It was surprisingly hard the first night I set my iPhone on the charger by my computer in the kitchen before going to bed. I was expecting a text and found myself making up excuses to return to the kitchen rather than wait until morning. The text had come. I answered, then laughed at myself and made it to bed within the hour I set for going to sleep. I woke up the next morning exactly on time using my clock radio. The experience confirmed how programed I am to snooze at the sound of phone alarm beeping. The annoying chatter of the morning broadcasters got me out of bed (to stop them) and feeling awake enough to pray the Angelus and first hour of the Divine Office prayers before snuggling back under my blankets for an hour of spiritual reading. I find it to be a happy compromise between my mind that is awake and primed for prayer in the early hours of the morning and my body that still wants to be warm in bed. That morning, I was on time for Mass, even a few minutes early, and in a prayerful space internally. It was fabulous.

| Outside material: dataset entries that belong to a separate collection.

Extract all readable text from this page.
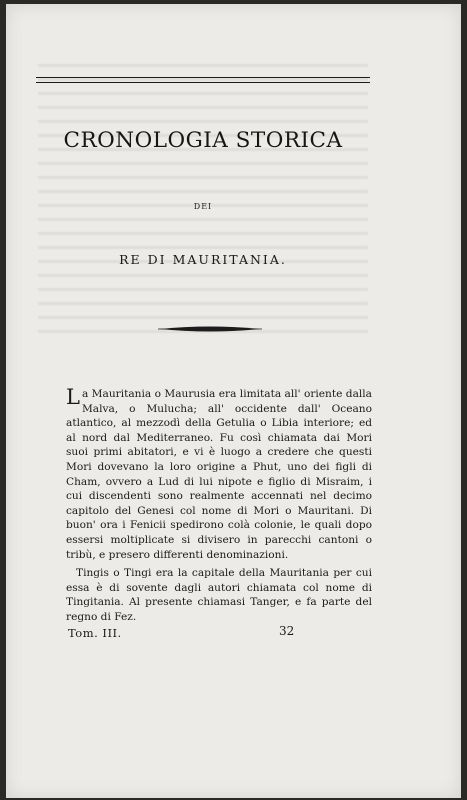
CRONOLOGIA STORICA
DEI
RE DI MAURITANIA.

La Mauritania o Maurusia era limitata all' oriente dalla Malva, o Mulucha; all' occidente dall' Oceano atlantico, al mezzodì della Getulia o Libia interiore; ed al nord dal Mediterraneo. Fu così chiamata dai Mori suoi primi abitatori, e vi è luogo a credere che questi Mori dovevano la loro origine a Phut, uno dei figli di Cham, ovvero a Lud di lui nipote e figlio di Misraim, i cui discendenti sono realmente accennati nel decimo capitolo del Genesi col nome di Mori o Mauritani. Di buon' ora i Fenicii spedirono colà colonie, le quali dopo essersi moltiplicate si divisero in parecchi cantoni o tribù, e presero differenti denominazioni.

Tingis o Tingi era la capitale della Mauritania per cui essa è di sovente dagli autori chiamata col nome di Tingitania. Al presente chiamasi Tanger, e fa parte del regno di Fez.

Tom. III.	32
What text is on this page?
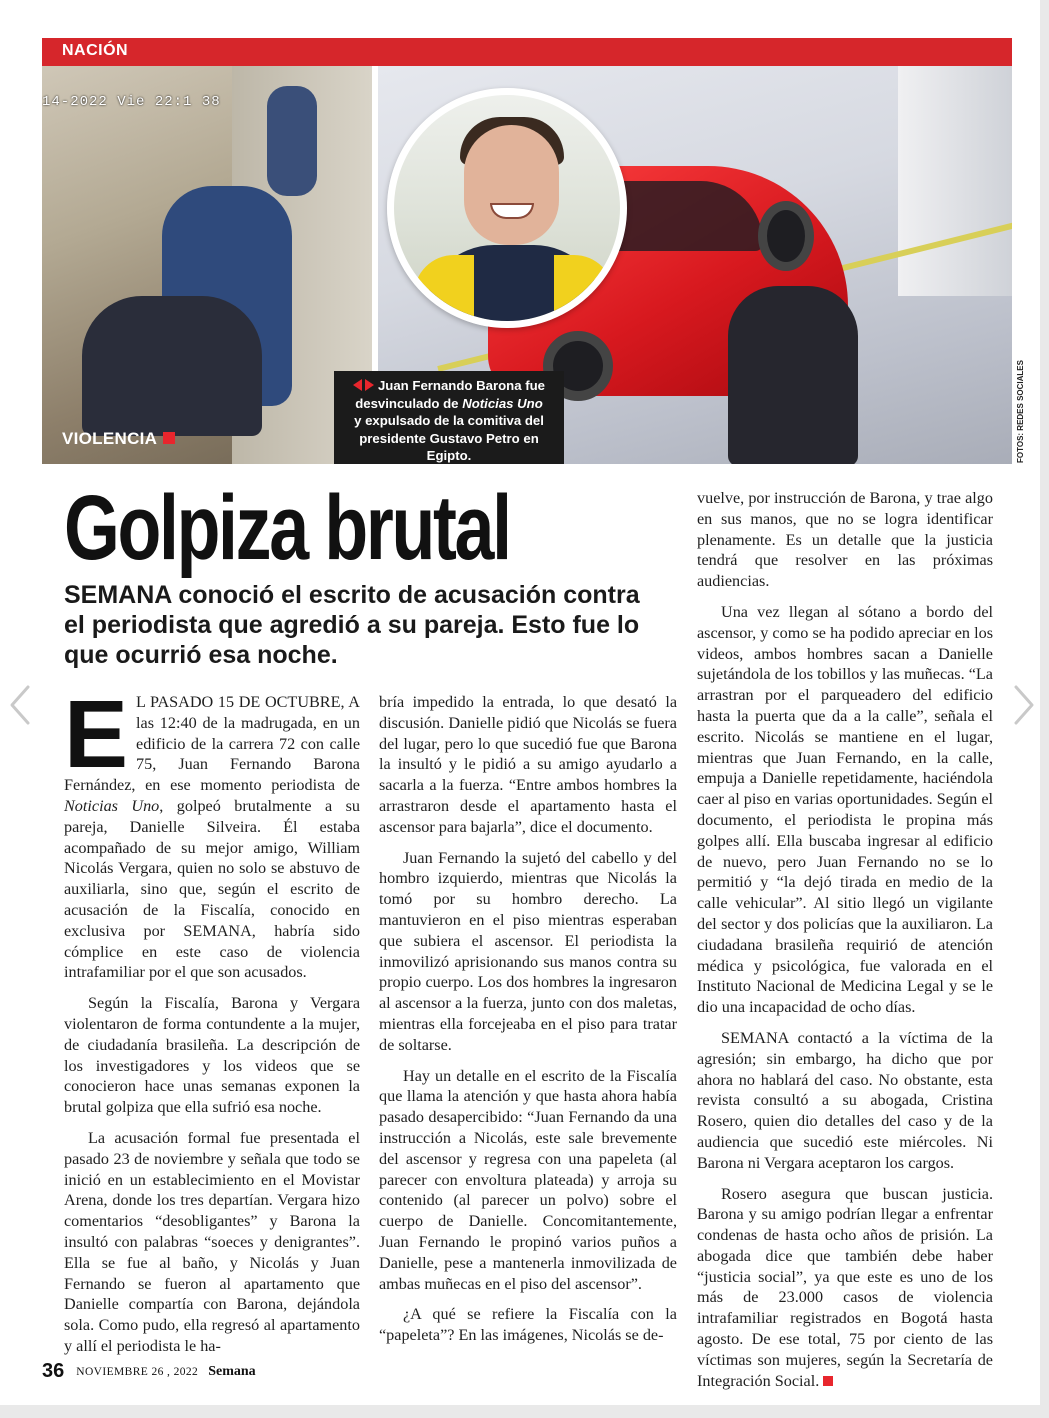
NACIÓN
14-2022 Vie 22:1 38
Juan Fernando Barona fue
desvinculado de Noticias Uno
y expulsado de la comitiva del
presidente Gustavo Petro en Egipto.
VIOLENCIA	FOTOS: REDES SOCIALES
Golpiza brutal
SEMANA conoció el escrito de acusación contra el periodista que agredió a su pareja. Esto fue lo que ocurrió esa noche.

E L PASADO 15 DE OCTUBRE, A las 12:40 de la madrugada, en un edificio de la carrera 72 con calle 75, Juan Fernando Barona Fernández, en ese momento periodista de Noticias Uno, golpeó brutalmente a su pareja, Danielle Silveira. Él estaba acompañado de su mejor amigo, William Nicolás Vergara, quien no solo se abstuvo de auxiliarla, sino que, según el escrito de acusación de la Fiscalía, conocido en exclusiva por SEMANA, habría sido cómplice en este caso de violencia intrafamiliar por el que son acusados.

Según la Fiscalía, Barona y Vergara violentaron de forma contundente a la mujer, de ciudadanía brasileña. La descripción de los investigadores y los videos que se conocieron hace unas semanas exponen la brutal golpiza que ella sufrió esa noche.

La acusación formal fue presentada el pasado 23 de noviembre y señala que todo se inició en un establecimiento en el Movistar Arena, donde los tres departían. Vergara hizo comentarios “desobligantes” y Barona la insultó con palabras “soeces y denigrantes”. Ella se fue al baño, y Nicolás y Juan Fernando se fueron al apartamento que Danielle compartía con Barona, dejándola sola. Como pudo, ella regresó al apartamento y allí el periodista le ha-

bría impedido la entrada, lo que desató la discusión. Danielle pidió que Nicolás se fuera del lugar, pero lo que sucedió fue que Barona la insultó y le pidió a su amigo ayudarlo a sacarla a la fuerza. “Entre ambos hombres la arrastraron desde el apartamento hasta el ascensor para bajarla”, dice el documento.

Juan Fernando la sujetó del cabello y del hombro izquierdo, mientras que Nicolás la tomó por su hombro derecho. La mantuvieron en el piso mientras esperaban que subiera el ascensor. El periodista la inmovilizó aprisionando sus manos contra su propio cuerpo. Los dos hombres la ingresaron al ascensor a la fuerza, junto con dos maletas, mientras ella forcejeaba en el piso para tratar de soltarse.

Hay un detalle en el escrito de la Fiscalía que llama la atención y que hasta ahora había pasado desapercibido: “Juan Fernando da una instrucción a Nicolás, este sale brevemente del ascensor y regresa con una papeleta (al parecer con envoltura plateada) y arroja su contenido (al parecer un polvo) sobre el cuerpo de Danielle. Concomitantemente, Juan Fernando le propinó varios puños a Danielle, pese a mantenerla inmovilizada de ambas muñecas en el piso del ascensor”.

¿A qué se refiere la Fiscalía con la “papeleta”? En las imágenes, Nicolás se de-

vuelve, por instrucción de Barona, y trae algo en sus manos, que no se logra identificar plenamente. Es un detalle que la justicia tendrá que resolver en las próximas audiencias.

Una vez llegan al sótano a bordo del ascensor, y como se ha podido apreciar en los videos, ambos hombres sacan a Danielle sujetándola de los tobillos y las muñecas. “La arrastran por el parqueadero del edificio hasta la puerta que da a la calle”, señala el escrito. Nicolás se mantiene en el lugar, mientras que Juan Fernando, en la calle, empuja a Danielle repetidamente, haciéndola caer al piso en varias oportunidades. Según el documento, el periodista le propina más golpes allí. Ella buscaba ingresar al edificio de nuevo, pero Juan Fernando no se lo permitió y “la dejó tirada en medio de la calle vehicular”. Al sitio llegó un vigilante del sector y dos policías que la auxiliaron. La ciudadana brasileña requirió de atención médica y psicológica, fue valorada en el Instituto Nacional de Medicina Legal y se le dio una incapacidad de ocho días.

SEMANA contactó a la víctima de la agresión; sin embargo, ha dicho que por ahora no hablará del caso. No obstante, esta revista consultó a su abogada, Cristina Rosero, quien dio detalles del caso y de la audiencia que sucedió este miércoles. Ni Barona ni Vergara aceptaron los cargos.

Rosero asegura que buscan justicia. Barona y su amigo podrían llegar a enfrentar condenas de hasta ocho años de prisión. La abogada dice que también debe haber “justicia social”, ya que este es uno de los más de 23.000 casos de violencia intrafamiliar registrados en Bogotá hasta agosto. De ese total, 75 por ciento de las víctimas son mujeres, según la Secretaría de Integración Social.

36 NOVIEMBRE 26 , 2022 Semana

I have stuck with this schedule for a week and a half now. I am glad to say good night to my phone, which I am generally trying to keep out of my room now, and I have gotten so much holy reading done in the mornings. Depending on that day's Mass time, I have between one and two hours to wake up and get ready with Jesus. My whole day is happier for starting it off with the Lord, and actually I find myself more inclined to spend additional time in meditation or spiritual reading later in the day and less inclined to search for fulfillment on my iPhone or computer. Even my novel writing has benefitted. The ancient tradition of monastics to rise at a particular hour and give the first part of the day to the Lord once again proves to be well founded. It is not always easy to get up exactly at the appointed hour, but I am concretely reminded how much it is worth it and how much happier I am when I can stick with my morning rising time. I'm making better choices all over the place. May God grant me the grace to continue.


Freedom and discipline go together. Just now I am reminded of a favorite quote that has influenced me greatly over the years. Its from Evangelica Testificatio #29 by Pope Paul VI:

Let the Cross be for you as it was for Christ, proof of the greatest love. Is there not a mysterious relationship between renunciation and joy, between sacrifice and magnanimity, between discipline and spiritual freedom?